Sur leurs indications il s’y rend à la fin de 1948 et rentre à Hanoi pour le Têt de 1949 après un séjour de 3 mois. C’est là que s’élabore cette très grande (2,30 m) laque en 5 panneaux, chacun d’entre eux constituant presqu’un tout et donnant à l’ensemble sa majestuosité.
Le peintre nous y offre un paysage – habité – de la Haute-Région qu’il se refuse à situer précisément : une profusion de pains de sucre, de rizières en terrasses, de maisons sur pilotis, typiques des Thai mais aussi des Hmongs et des Nungs. Des petits chevaux hmongs, l’un brun, l’autre blanc, des buffles et des paysans repiquant le riz, guidant les buffles tirant la charrue. C’est l’observation d’un homme chantre du naturalisme mais d’un naturalisme fantasmagorique. Tout est vrai mais, surtout, tout est ressenti : la poésie de l’artiste…
L’œuvre est accompagnée d’un dessin préparatoire exécuté sur place fin 1948 et de 3 fragments de calque (à l’échelle 1/1) probablement exécutés à Hanoi en 1949. Ils nous renseignent sur la technique du peintre : dessin sur le motif, puis calque en atelier puis exécution de la laque proprement dite. Bien plus encore ils nous démontrent un artiste excellent dessinateur.
Hoang Tich Chu aime la couleur : jaune, rouge, blanc, noir, vert, argent, or, explosent dans son oeuvre. Mais l’abondance n’est rien sans la subtilité : de fines différences de tons, le choix entre l’aplat et la poudre, l’emploi subtil de la coquille d’œuf fondent la qualité de l’œuvre. Par exemple (comme pour Nguyen Gia Tri, chaque cm2 d’une laque de Hoang Tich Chu mériterait un long commentaire…), le peintre utilise la convexité et la concavité des fragments de coquille. Après recouvrement par une couche de laque, les convexes apparaissent blancs et les concaves plus foncés. Cela autorise encore plus d’effets au peintre.

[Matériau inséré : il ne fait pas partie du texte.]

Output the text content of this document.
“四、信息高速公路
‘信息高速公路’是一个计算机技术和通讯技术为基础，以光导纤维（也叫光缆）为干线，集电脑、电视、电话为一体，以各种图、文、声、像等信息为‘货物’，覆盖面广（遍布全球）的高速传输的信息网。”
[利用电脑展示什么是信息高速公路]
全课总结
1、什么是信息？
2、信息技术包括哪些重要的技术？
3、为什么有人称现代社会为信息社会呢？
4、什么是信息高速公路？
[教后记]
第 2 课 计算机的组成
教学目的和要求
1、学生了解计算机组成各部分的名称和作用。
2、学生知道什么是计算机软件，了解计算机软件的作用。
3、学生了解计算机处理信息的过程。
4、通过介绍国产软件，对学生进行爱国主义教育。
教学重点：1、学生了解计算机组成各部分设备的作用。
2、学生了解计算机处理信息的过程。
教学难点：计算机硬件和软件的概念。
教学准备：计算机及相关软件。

Sa mère Hoang Tuyet Trinh, bijoutière, a une influence directe sur Hoang Tich Chu en l’encourageant à l’usage de l’or. En poudre pour l’eau des rizières ou en feuille pour le ciel au dessus des montagnes. L’eau et l’air, principes de vie, ainsi magnifiés par l’or.
Hoang Tich utilise également la poudre d’argent, notamment dans les buissons.
Mais aussi comme pour un des buffles, par exemple, un double effet de ton sur ton mais aussi de coquille d’oeuf et de laque. Notons outre les nombreux effets d’ombre – les montagnes et les gens et les buffles qui se reflètent dans l’eau des rizières – et les nombreuses incisions qui, par exemple, surlignent le tronc et les branches bruns d’ arbres ou, ailleurs, les feuilles dorées.
L’œuvre que nous présentons ici, majestueuse et subtile, véritable chef d’œuvre, témoigne de la ferveur artistique et de la technique parfaite d’un peintre à son sommet.